As a sole trader I want to take on a first employee, but want to guard against a drop in business activity. Is offering a “zero hours” contract a possible answer and what are the implications?
A zero hour’s contract is a normal contract of employment except for the “Hours of work” box. Readers may recall a lot of activity in the press in early 1997 about a fast food chain which was making employees clock off and wait, in the staff canteen, to be called back to clock on again for work, once customers entered the premises. It meant that someone could have been present at work and available for work for eight hours but receive considerably less than eight hours’ pay for the shift. The Labour Party made much of this in their manifesto, that they would ban zero hours contracts, because of these perceived abuses, if they were elected.

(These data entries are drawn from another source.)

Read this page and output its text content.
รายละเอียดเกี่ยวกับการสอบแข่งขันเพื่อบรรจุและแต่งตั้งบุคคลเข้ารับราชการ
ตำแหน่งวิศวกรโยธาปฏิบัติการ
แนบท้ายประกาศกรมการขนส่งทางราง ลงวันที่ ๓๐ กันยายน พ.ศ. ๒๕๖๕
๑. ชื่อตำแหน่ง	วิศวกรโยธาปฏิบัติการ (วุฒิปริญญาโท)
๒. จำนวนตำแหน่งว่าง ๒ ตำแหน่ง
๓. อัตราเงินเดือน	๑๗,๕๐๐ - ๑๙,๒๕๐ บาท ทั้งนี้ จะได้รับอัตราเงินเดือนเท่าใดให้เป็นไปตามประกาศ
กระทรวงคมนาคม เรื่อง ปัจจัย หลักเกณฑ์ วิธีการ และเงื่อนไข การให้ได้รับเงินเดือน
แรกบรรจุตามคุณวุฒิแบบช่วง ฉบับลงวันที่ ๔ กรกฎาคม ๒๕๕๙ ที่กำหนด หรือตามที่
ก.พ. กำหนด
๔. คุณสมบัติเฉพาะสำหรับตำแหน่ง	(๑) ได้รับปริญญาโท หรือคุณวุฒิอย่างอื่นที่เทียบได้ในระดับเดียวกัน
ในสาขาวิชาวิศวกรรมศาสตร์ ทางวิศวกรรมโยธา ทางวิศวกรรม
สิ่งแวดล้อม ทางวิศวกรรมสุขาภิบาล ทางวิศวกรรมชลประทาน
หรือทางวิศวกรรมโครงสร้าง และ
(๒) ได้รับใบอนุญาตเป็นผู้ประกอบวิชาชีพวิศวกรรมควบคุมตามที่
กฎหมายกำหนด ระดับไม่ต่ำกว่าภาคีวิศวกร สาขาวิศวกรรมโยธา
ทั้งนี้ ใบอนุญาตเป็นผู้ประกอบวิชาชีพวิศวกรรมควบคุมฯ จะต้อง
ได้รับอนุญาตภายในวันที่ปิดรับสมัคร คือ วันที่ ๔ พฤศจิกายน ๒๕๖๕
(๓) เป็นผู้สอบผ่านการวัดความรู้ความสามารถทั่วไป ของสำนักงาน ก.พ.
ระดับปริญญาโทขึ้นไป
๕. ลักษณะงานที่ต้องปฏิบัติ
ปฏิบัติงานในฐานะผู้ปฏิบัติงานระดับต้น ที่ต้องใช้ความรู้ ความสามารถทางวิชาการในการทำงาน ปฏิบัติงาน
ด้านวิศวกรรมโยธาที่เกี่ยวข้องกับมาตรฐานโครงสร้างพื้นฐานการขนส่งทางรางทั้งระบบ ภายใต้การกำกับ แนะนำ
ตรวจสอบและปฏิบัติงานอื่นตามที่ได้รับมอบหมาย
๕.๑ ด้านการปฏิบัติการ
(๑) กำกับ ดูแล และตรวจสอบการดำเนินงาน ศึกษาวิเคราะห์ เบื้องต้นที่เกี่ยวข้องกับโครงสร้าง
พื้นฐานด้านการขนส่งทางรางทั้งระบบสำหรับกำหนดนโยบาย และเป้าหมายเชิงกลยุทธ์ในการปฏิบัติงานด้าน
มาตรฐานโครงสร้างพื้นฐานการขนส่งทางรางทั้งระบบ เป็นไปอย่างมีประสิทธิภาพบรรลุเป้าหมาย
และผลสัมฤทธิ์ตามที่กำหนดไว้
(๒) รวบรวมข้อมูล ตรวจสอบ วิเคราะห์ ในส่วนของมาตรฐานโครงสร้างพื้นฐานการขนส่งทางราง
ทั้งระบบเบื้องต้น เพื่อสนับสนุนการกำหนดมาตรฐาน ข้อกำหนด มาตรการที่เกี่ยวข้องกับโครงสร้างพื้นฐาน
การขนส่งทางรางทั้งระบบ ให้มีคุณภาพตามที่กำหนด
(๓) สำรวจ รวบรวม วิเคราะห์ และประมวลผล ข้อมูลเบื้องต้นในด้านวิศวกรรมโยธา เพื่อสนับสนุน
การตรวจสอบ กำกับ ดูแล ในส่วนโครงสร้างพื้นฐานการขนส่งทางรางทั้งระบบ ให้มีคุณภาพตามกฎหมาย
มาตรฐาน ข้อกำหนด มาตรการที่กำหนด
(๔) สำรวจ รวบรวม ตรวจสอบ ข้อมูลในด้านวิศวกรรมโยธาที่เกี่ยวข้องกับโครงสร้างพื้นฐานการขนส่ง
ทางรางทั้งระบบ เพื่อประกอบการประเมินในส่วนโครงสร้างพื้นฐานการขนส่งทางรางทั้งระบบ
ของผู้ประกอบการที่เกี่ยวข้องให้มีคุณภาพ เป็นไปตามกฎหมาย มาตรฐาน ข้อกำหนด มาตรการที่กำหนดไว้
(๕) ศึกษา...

They were elected, as you will be aware, but they have not banned zero hour’s contracts. It was not possible to do so because there are so many genuine situations, in employment relationships, where the amount of work available is largely outside the employer’s control. Therefore zero hours contracts are still perfectly legal. The abuses referred to above have been eliminated through a clause in the Minimum Wage Act 1998.
The single biggest issue arising out of zero hours contracts is the uncertainty of earnings it poses for the potential employee – would you accept a job where the boss offers (say) £7 per hour but “I can’t say what the hours would be!” Clearly there are some people who would accept that – if you can find them! You might wish to consider if you can afford to offer guaranteed minimum hours of (?) for the first few weeks/months of employment to provide some security for the new employee. Whether you can or not is obviously a decision for you but what you should do is be open and realistic regarding the situation – do not promise numbers of hours that you know you will never be in a position to offer.
The reality of the situation should be set-out in writing preferably in the contract of employment or the job offer letter or both.